The initial Cypher query is shown below.
MATCH (t:Team)
WHERE t.founded > 1900
OPTIONAL MATCH (t)-[:CURRENT_LEAGUE]->(league)
OPTIONAL MATCH (t)-[:STADIUM]->(stadium)
RETURN t, league, stadium
ORDER BY t.name
The results are shown below along with one of the elements selected.
Using Qarbine pragmas the answer set will be simplified via
#pragma pullFieldsUp t
#pragma removeLeadingTildas league, stadium
#pragma removeRowLabels league, stadium
The updated results are shown below..
The updated element structure is shown below.
Rather than hard code the founding year, a variable can be used
#pragma pullFieldsUp t
#pragma removeLeadingTildas league, stadium
#pragma removeRowLabels league, stadium
MATCH (t:Team)
WHERE t.founded > @foundedAfterYear
OPTIONAL MATCH (t)-[:CURRENT_LEAGUE]->(league)
OPTIONAL MATCH (t)-[:STADIUM]->(stadium)
RETURN t, league, stadium
ORDER BY t.name
If you run this a default prompt appears for the variable value.
Fill in a year and adjust the data type.
To run the query click
The data source is in the catalog at “example/AWS/Neptune/All teams founded after @foundedAfterYear along with their related objects and pragmas”.
Managing Answer Set Size
The default maximum number of rows starts off at 25 for a new data source. This is useful to evolve a query from a concept to one that you have verified returns the desired answer set. As noted, any native way of limiting an answer set size is the preferred approach. This setting is in the component dialog as shown below and also accessible by clicking the ‘Gear’ icon.
Once you are done drafting you can adjust this parameter. A “0” indicates there is no maximum. A number greater than 0 indicates to limit the final answer set size to that number of rows. This answer set truncation comes after any native query limit. So, if the answer set from the data endpoint is quite large, that content has to be returned to the Qarbine host. It then may truncate the number of rows. It is best to truncate at the query level (i.e., use a limit) to reduce the content sent from the data endpoint to the Qarbine host in the first place.
Adjusting the Maximum Rows
Recall the default maximum rows at the component level is 25. When you are satisfied with your query you can change that setting by clicking.
Adjust the setting to “0” indicating no Qarbine answer set truncation.
Click
Prompt Integration
Overview
Qarbine prompts provide a way to obtain runtime values and variables for data source and template execution. To avoid hardcoding, prompts can use macro formulas to run queries which populate list widgets. Prompts are defined in a no code manner using the Prompt Designer. Shown below is the execution flow when there is a Prompt component.
The Prompt Designer supports a large variety of input widgets including entry fields, check boxes, radio button groups, sliders, and file input.
Example
A Qarbine prompt component can be used to obtain runtime variables. In the following example it is used to obtain the foundedAfterYear value.
This prompt has 2 elements as shown below.
The second prompt element is defined as shown below.
The prompt is in the catalog at “example/AWS/Neptune/Prompt for Team @foundedAfterYear”.
Defining an Analysis Template
Overview
A template defines how to process the data being retrieved from Data Source queries and other data expressions.
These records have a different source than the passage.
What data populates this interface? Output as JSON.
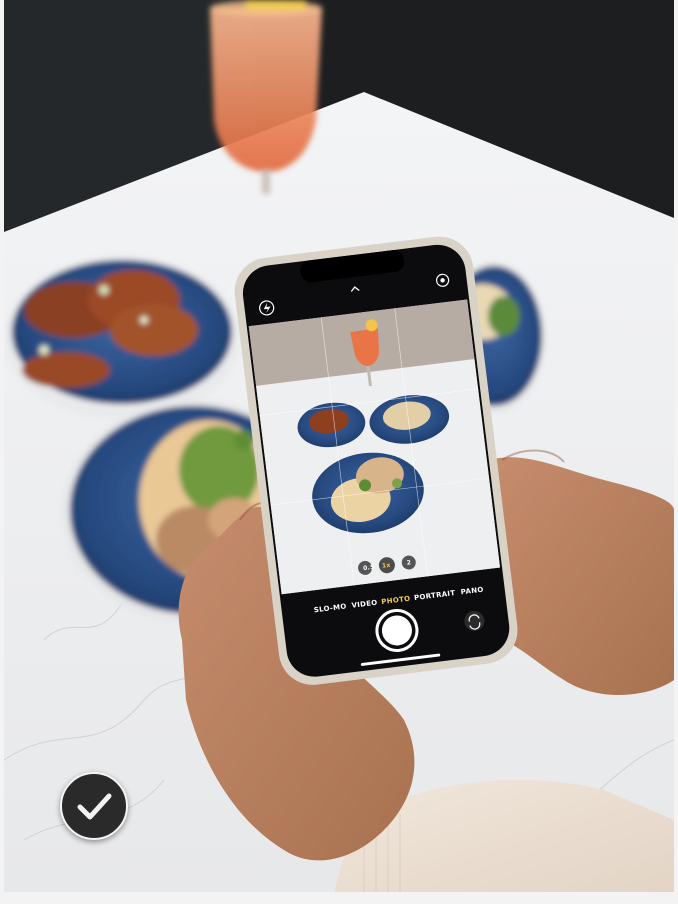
{
  "camera_ui": {
    "modes": [
      "SLO-MO",
      "VIDEO",
      "PHOTO",
      "PORTRAIT",
      "PANO"
    ],
    "active_mode": "PHOTO",
    "zoom_options": [
      "0.5",
      "1x",
      "2"
    ],
    "active_zoom": "1x"
  },
  "icons": {
    "flash": "flash-icon",
    "live_photo": "live-photo-icon",
    "chevron": "chevron-up-icon",
    "flip": "camera-flip-icon",
    "shutter": "shutter-button",
    "check": "checkmark-icon"
  },
  "colors": {
    "accent_mode": "#f7c948",
    "plate_blue": "#2c4f86",
    "table": "#eceef0",
    "phone_case": "#d9d2c7",
    "badge": "#2a2a2a"
  }
}
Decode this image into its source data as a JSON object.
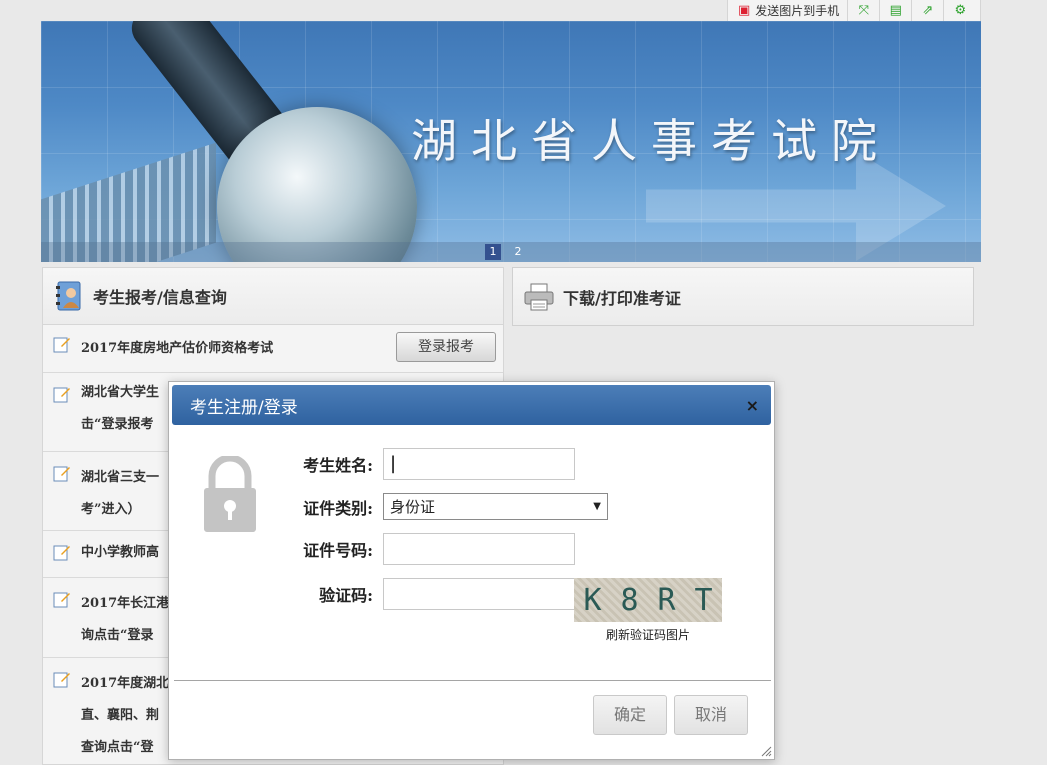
{
  "toolbar": {
    "send_to_phone_label": "发送图片到手机"
  },
  "banner": {
    "title": "湖北省人事考试院",
    "pages": [
      "1",
      "2"
    ],
    "active_page": "1"
  },
  "left_panel": {
    "title": "考生报考/信息查询",
    "rows": [
      {
        "text": "2017年度房地产估价师资格考试",
        "button": "登录报考"
      },
      {
        "text_line1": "湖北省大学生",
        "text_line2": "击“登录报考"
      },
      {
        "text_line1": "湖北省三支一",
        "text_line2": "考”进入）"
      },
      {
        "text": "中小学教师高"
      },
      {
        "text_line1": "2017年长江港",
        "text_line2": "询点击“登录"
      },
      {
        "text_line1": "2017年度湖北",
        "text_line2": "直、襄阳、荆",
        "text_line3": "查询点击“登"
      }
    ]
  },
  "right_panel": {
    "title": "下载/打印准考证"
  },
  "modal": {
    "title": "考生注册/登录",
    "close": "×",
    "fields": {
      "name_label": "考生姓名:",
      "id_type_label": "证件类别:",
      "id_type_value": "身份证",
      "id_number_label": "证件号码:",
      "captcha_label": "验证码:"
    },
    "captcha_text": [
      "K",
      "8",
      "R",
      "T"
    ],
    "captcha_refresh": "刷新验证码图片",
    "confirm": "确定",
    "cancel": "取消"
  }
}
It also defines formulas, formatting options, and other analysis and presentation options. Team members can define templates which can be easily discovered by others for their running or to use as a starting point for other templates. The overall execution flow for an analysis, including the optional prompt component, is shown below
Example
Below is the sample template output.
The template’s main properties of interest are shown below.
When run the prompt referenced by the data source is presented to the user.
The answer set from the query has a few levels of objects. Formulas can use dot notation to reference the path to a value. A leading ‘#’ referenced a property while a leading ‘@’ references a variable.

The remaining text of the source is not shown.